The ability to communicate in a manner conforming to the desired style in international relations through appropriate language choices is termed Diplomacy. It is a skill in handling affairs without arousing hostility. Those involved in this line of work are called Diplomats. A diplomat is a representative of the government who intercedes on behalf of his/her country in dealings with other nations. He/she seeks to maintain international relations as it pertains to peace, war, trade, economics, human rights, environment etc. He/she seeks to establish common grounds with his colleagues locally and internationally. He/she tries to understand the differences around him so he could find the commonalities that exist within them.
Diplomacy is an important skill centered on an understanding of other people and being sensitive to their opinions, beliefs, ideas, and feelings and can aid effective communication, especially during negotiation and when attempting to be persuasive or assertive. The appropriate use of this skill can lead to improved relationships with other people and is a way to build and develop mutual respect hence leading to more successful outcomes and less difficult or stressful communications.
Communicating effectively through speech is an important part of diplomacy. This is an art because it involves the careful choice of words. It is important to carefully evaluate a situation before speaking, seeing that intentions may be good but your words might be hurtful. Practice before approaching someone for a serious discussion.
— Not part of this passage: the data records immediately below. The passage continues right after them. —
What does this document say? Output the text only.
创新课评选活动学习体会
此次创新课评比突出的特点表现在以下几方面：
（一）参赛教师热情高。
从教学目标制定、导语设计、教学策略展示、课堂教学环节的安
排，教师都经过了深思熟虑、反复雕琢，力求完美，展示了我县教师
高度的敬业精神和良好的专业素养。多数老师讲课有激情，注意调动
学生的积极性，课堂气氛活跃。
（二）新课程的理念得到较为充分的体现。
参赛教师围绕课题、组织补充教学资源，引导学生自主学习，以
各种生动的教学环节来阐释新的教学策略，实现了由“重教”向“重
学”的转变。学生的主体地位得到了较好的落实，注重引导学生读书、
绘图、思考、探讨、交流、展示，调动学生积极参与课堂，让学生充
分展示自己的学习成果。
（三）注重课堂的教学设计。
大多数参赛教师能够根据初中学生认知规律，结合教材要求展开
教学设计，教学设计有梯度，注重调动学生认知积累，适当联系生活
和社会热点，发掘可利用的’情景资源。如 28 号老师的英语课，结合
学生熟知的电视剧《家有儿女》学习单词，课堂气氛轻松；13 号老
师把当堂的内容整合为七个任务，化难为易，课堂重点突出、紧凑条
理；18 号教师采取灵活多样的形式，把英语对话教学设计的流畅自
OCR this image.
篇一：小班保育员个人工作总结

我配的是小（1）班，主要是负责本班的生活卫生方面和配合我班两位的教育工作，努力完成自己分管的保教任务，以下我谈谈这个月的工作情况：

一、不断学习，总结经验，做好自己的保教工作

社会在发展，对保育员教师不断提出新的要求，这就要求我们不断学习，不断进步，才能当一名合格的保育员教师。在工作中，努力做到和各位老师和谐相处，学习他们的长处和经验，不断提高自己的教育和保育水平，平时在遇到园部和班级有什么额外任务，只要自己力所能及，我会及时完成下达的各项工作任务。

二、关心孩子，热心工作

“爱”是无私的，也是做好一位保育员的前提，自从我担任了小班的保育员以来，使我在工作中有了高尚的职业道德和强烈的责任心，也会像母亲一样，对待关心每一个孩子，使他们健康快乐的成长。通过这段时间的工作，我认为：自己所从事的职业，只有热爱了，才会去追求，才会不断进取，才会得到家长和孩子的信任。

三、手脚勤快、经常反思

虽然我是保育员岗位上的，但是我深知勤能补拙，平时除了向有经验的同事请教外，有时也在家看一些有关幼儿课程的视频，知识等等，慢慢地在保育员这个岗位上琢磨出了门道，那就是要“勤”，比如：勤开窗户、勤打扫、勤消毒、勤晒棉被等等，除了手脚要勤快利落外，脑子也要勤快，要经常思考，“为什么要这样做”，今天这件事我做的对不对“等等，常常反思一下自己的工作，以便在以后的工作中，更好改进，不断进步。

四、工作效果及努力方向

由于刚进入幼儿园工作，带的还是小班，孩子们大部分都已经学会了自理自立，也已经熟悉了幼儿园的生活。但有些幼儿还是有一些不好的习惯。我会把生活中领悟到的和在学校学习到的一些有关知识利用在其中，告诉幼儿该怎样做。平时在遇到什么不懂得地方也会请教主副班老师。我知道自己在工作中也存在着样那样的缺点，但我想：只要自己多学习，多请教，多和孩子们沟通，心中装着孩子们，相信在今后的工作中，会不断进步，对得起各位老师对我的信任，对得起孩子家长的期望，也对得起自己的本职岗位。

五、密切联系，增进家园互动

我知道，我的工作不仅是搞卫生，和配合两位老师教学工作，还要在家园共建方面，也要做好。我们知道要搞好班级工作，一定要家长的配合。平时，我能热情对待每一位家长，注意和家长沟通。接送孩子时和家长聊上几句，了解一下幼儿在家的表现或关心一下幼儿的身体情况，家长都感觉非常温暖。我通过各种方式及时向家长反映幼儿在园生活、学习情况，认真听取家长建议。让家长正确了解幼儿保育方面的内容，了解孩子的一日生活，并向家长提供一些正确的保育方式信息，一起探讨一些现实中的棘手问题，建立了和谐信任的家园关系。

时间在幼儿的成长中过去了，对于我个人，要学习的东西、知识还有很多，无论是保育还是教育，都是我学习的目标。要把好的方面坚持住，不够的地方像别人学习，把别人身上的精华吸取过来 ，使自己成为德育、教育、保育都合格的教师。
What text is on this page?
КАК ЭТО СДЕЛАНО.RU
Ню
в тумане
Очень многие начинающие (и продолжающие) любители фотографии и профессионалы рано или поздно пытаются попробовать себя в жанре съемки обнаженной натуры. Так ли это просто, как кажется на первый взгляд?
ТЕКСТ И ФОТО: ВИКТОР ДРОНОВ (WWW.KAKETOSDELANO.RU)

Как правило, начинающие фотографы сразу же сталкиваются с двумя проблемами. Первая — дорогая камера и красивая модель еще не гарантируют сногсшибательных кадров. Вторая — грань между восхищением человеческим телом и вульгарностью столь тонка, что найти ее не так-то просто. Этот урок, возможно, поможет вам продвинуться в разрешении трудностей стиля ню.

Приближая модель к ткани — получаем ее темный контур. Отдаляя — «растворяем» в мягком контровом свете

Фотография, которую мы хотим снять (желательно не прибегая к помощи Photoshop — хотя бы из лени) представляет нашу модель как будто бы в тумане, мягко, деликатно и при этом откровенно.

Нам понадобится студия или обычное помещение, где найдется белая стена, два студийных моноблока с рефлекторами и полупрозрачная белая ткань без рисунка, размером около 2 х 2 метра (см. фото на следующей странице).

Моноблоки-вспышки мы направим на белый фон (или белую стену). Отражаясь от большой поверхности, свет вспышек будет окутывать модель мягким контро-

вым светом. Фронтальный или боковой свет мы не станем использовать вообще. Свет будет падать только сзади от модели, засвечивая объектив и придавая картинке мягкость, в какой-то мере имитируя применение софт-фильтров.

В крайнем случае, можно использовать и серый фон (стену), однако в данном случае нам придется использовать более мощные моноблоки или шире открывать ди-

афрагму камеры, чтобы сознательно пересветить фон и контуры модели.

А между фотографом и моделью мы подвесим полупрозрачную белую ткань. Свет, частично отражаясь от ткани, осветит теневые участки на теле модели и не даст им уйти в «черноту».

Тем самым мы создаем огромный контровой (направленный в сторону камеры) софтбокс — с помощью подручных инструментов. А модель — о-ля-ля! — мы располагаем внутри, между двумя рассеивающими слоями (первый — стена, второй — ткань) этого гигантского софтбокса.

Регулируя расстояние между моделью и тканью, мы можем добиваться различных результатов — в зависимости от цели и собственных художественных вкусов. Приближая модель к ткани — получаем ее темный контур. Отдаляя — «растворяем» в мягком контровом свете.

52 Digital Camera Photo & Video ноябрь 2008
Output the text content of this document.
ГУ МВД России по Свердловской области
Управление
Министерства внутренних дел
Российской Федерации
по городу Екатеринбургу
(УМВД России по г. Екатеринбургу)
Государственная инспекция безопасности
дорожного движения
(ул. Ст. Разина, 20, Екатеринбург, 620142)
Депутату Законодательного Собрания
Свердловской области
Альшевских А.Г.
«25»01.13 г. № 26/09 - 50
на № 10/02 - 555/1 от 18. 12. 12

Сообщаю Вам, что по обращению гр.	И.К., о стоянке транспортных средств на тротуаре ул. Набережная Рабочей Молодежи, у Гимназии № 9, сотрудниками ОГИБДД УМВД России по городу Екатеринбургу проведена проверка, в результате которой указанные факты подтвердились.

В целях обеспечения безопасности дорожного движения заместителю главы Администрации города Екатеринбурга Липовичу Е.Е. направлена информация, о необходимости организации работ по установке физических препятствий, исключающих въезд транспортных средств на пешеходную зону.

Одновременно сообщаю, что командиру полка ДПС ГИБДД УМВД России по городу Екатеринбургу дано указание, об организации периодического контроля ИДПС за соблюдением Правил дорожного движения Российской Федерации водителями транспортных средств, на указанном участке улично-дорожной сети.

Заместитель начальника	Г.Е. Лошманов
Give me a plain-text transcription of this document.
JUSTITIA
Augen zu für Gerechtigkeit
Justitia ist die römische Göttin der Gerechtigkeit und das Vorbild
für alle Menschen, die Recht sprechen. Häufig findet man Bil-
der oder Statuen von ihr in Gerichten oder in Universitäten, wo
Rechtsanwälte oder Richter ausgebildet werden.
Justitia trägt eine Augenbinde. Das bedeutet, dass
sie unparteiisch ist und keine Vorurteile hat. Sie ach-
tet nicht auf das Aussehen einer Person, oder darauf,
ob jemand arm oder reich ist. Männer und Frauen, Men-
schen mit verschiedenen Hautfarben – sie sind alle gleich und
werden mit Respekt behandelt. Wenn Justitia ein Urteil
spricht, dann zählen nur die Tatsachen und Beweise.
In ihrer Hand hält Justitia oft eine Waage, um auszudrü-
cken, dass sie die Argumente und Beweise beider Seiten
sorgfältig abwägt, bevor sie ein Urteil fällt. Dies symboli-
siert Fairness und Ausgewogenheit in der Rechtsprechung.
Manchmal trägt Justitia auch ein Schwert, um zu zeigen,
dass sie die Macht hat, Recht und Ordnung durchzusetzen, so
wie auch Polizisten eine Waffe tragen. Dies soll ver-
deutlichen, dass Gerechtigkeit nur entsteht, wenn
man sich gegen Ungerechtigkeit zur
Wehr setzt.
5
Know your audience and determine the most effective way of communication before delivering a message to avoid misunderstandings. When in discussion, be confident with your words but not aggressive, be careful to make suggestions instead of telling people what to do, wait your turn to speak and never interrupt others, keep your voice at a neutral level, acknowledge your ignorance, control your emotions with offensive counterparts, always maintain eye contact.
Though diplomacy can be difficult in certain situations, you can remain poised by being tactful, mitigating difficult situations, and building relationships with others.
Diplomatic speeches have proved over the years to arouse a range of feelings and actions in people. In 2004, Barack Obama’s speech at the Democratic National Convention in support of Senator John Kerry for President of the United States, made the case for disregarding partisan differences and bringing Americans together. Following decades of authoritarian state control, poet and playwright, Vaclav Navel gave voice to the new wave of liberty that was sweeping through Eastern Europe by calling on citizens to build a “republic economically prosperous and yet socially just”. Clinton gave an address at the memorial service for the victims of the Federal building bombing in Oklahoma City that reassured the affected friends and families. “You have lost too much, but you have not lost everything. And you have certainly not lost America, for we will stand with you for as many tomorrows as it takes”; now that’s the Art of Diplomacy in Speech.